= Evelyn Irons =

Scottish journalist and war correspondent

Evelyn Graham Irons (17 June 1900 – 3 April 2000) was a Scottish journalist, the first female war correspondent to be decorated with the French Croix de Guerre.

==Early life==
Irons was born in Govan, Glasgow to Joseph Jones Irons, a stockbroker, and Edith Mary Latta or Irons. She graduated from Somerville College, Oxford.

==Career==
Irons's career in journalism began at the Daily Mail, where the editor assigned her to the beauty page even though she herself had never worn makeup. She was ultimately fired for "looking unfashionable". At the Evening Standard she edited the "women's interest" pages, but when World War II broke out she informed the news editor "From now on I'm working for you." Though General Montgomery objected to women reporters on the battlefield, she gained the support of French General Jean de Lattre de Tassigny and became one of the first journalists to reach liberated Paris. She was the first woman journalist to reach Hitler's Eagle's Nest after its capture; after climbing there through the snow she helped herself to a bottle of Hitler's "excellent Rhine wine".

Irons travelled to the United States in 1952 to cover the presidential election and stayed on afterward, settling near Brewster, New York. In 1954 she broke a news embargo on the overthrow of Guatemalan President Jacobo Arbenz Guzmán by hiring a mule to take her to Chiquimula while other journalists, forbidden to cross the border, waited in a bar in Honduras. She became the first reporter to reach the headquarters of the Provisional Government; a reporter for a rival paper received a telegram from his editor ordering him to "offget arse onget donkey".

==Personal life==
Irons's relationship with the writer Vita Sackville-West was well-known – months before her death, an Evening Standard headline identified her as the "war correspondent who broke Vita's heart" – but the romance was brief.

According to biographer Victoria Glendinning, in 1931 Irons went as editor of the Daily Mail women's page to interview Sackville-West at Sissinghurst where she was designing and shaping the famous gardens. Sackville-West was married to Harold Nicolson (and had already had several extra-marital affairs, including with Violet Trefusis), while Irons was involved with Olive Rinder. As if this were not complex enough, Rinder also became a lover of Sackville-West, forming a menage-a-trois during 1932 that ended when Irons met a fellow journalist, Joy McSweeney.

Joy McSweeney (1885–1988) was an English journalist. McSweeney married and divorced twice before meeting Irons at a party in July 1931. Irons left Vita Sackville-West to stay with McSweeney; According to Sue Fox, Irons' biographer, "It was love at first sight. [...] Right from the start, they were meant to be together. It was a relaxed, natural relationship."
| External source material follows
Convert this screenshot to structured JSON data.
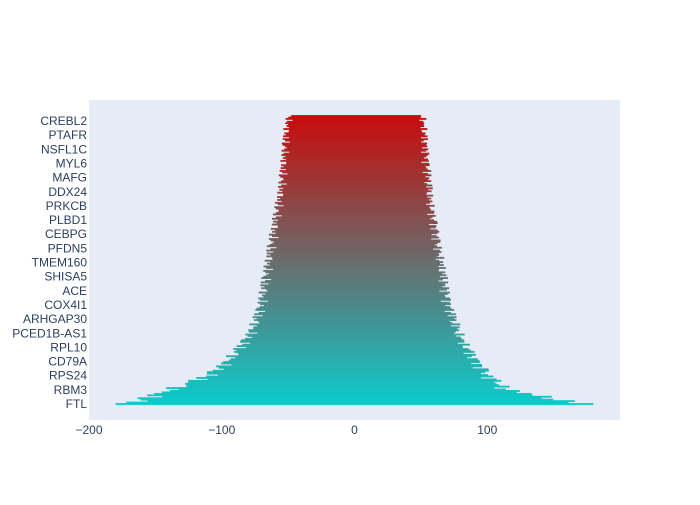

McSweeney and Irons bought Lodge Hill Cottage, a 16th-century Grade II listed cottage in Medmenham, Buckinghamshire. McSweeney found the cottage in 1935 and pushed Irons to first lease and then buy it. When McSweeney and Irons moved to Brewster, New York, in 1952, they rented the cottage to several tenants, including the American cookbook writer Sylvia Vaughn Thompson.

McSweeney died in 1988, although one source reports 1978.

Sackville-West's 1931 love poems are addressed to Irons, though the "more erotic ones" were never published. Irons and Sackville-West remained lifelong friends who "corresponded warmly".

In 1935, Irons won the Royal Humane Society's Stanhope Gold Medal "for the bravest deed of 1935". She "rescued a woman from drowning under very courageous circumstances at Tresaith Beach, Cardiganshire." It was the first time the medal had been awarded to a woman since Grace Darling. She received the medal from the Prince George, Duke of York at his residence, 145 Piccadilly, in June 1936.

Irons and McSweeney lived together until McSweeney's death in 1978. Irons died in Brewster, New York, on 3 April 2000, at the age of 99, two months short of her 100th birthday.

==Bibliography==
- Glendinning, Victoria. Vita: The Life of V. Sackville-West. Weidenfeld & Nicolson, 1983.